One solution that may alleviate the pressures of inflation on gender parity is if companies invest more in their employees’ well-being, Bank of America’s Gosai said. She named enhanced reproductive health care benefits, subsidized child care and flexible work arrangements as ways corporations can offset the pressures of higher costs on women. 

What can be done?

A critical step to rectifying some of the damage of high prices on women’s economic health and opportunity may also be passing more comprehensive social infrastructure legislation. Madowitz said policies such as President Joe Biden’s failed Build Back Better Act could not only help women’s economic prospects, but also prevent inflation from reaching such high levels in the future. 

“A critical step to help curb inflation in the long-term and more effectively prevent it from running so high in the future is passing comprehensive social infrastructure legislation, like we almost had in the Build Back Better Act,” said Madowtiz.

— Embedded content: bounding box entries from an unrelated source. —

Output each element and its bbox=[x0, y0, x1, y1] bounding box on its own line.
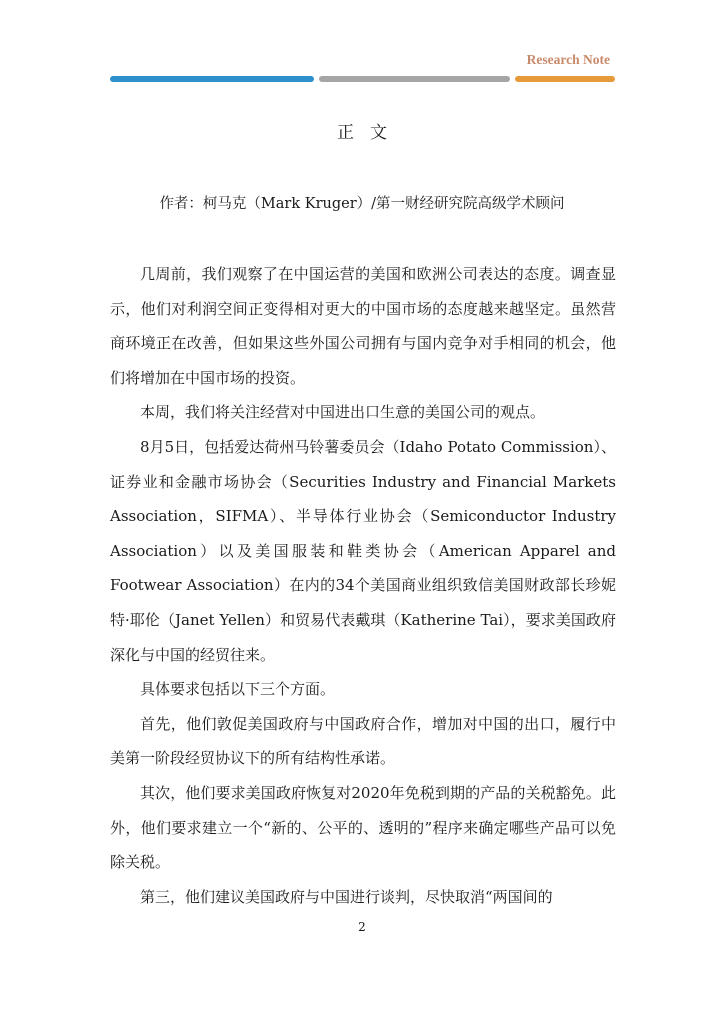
article-body bbox=[110, 257, 616, 914]
header-bar-orange bbox=[515, 76, 615, 82]
header-label: Research Note bbox=[526, 52, 610, 67]
header-bar-blue bbox=[110, 76, 314, 82]
page-title: 正文 bbox=[337, 123, 403, 143]
paragraph: 几周前，我们观察了在中国运营的美国和欧洲公司表达的态度。调查显示，他们对利润空间正变得相对更大的中国市场的态度越来越坚定。虽然营商环境正在改善，但如果这些外国公司拥有与国内竞争对手相同的机会，他们将增加在中国市场的投资。 bbox=[110, 265, 616, 387]
paragraph: 8月5日，包括爱达荷州马铃薯委员会（Idaho Potato Commission）、证券业和金融市场协会（Securities Industry and Financial Markets Association，SIFMA）、半导体行业协会（Semiconductor Industry Association）以及美国服装和鞋类协会（American Apparel and Footwear Association）在内的34个美国商业组织致信美国财政部长珍妮特·耶伦（Janet Yellen）和贸易代表戴琪（Katherine Tai），要求美国政府深化与中国的经贸往来。 bbox=[110, 437, 616, 664]
paragraph: 本周，我们将关注经营对中国进出口生意的美国公司的观点。 bbox=[140, 403, 546, 422]
paragraph: 具体要求包括以下三个方面。 bbox=[140, 680, 336, 699]
paragraph: 首先，他们敦促美国政府与中国政府合作，增加对中国的出口，履行中美第一阶段经贸协议下的所有结构性承诺。 bbox=[110, 714, 616, 768]
paragraph: 其次，他们要求美国政府恢复对2020年免税到期的产品的关税豁免。此外，他们要求建立一个“新的、公平的、透明的”程序来确定哪些产品可以免除关税。 bbox=[110, 783, 616, 872]
header-bar-gray bbox=[319, 76, 510, 82]
paragraph: 第三，他们建议美国政府与中国进行谈判，尽快取消“两国间的 bbox=[140, 887, 553, 906]
page-number: 2 bbox=[358, 920, 366, 934]
author-line: 作者：柯马克（Mark Kruger）/第一财经研究院高级学术顾问 bbox=[159, 196, 565, 212]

“Those investments in child care, eldercare and healthcare, public education, and income support programs would tackle consistently rising prices by increasing labor supply and women’s earnings, as well as help alleviate a good chunk of the pressure that keeps women out of the labor force and limits their upward mobility,” he said.

Rising prices is one portion of the economic barriers that women face — meaning that even after inflation cools, further initiatives must be taken to ensure equal opportunities. 

“This is an issue that’s ingrained. It’s a bigger issue and it touches so many different sectors and so many different geographies. That it isn’t something that’s just simply eradicated by inflation,” said Gosai. “Women earn 82 cents for every $1 that a man earns. That’s something that doesn’t change [even]  if inflation goes down tomorrow. It’s something that takes a long time to get fixed. … It’s a vicious cycle. 

“You need more women that are financially independent and empowered to get educated, to enter the job force, and have those opportunities so they could have an equal footing and they can compete equally.”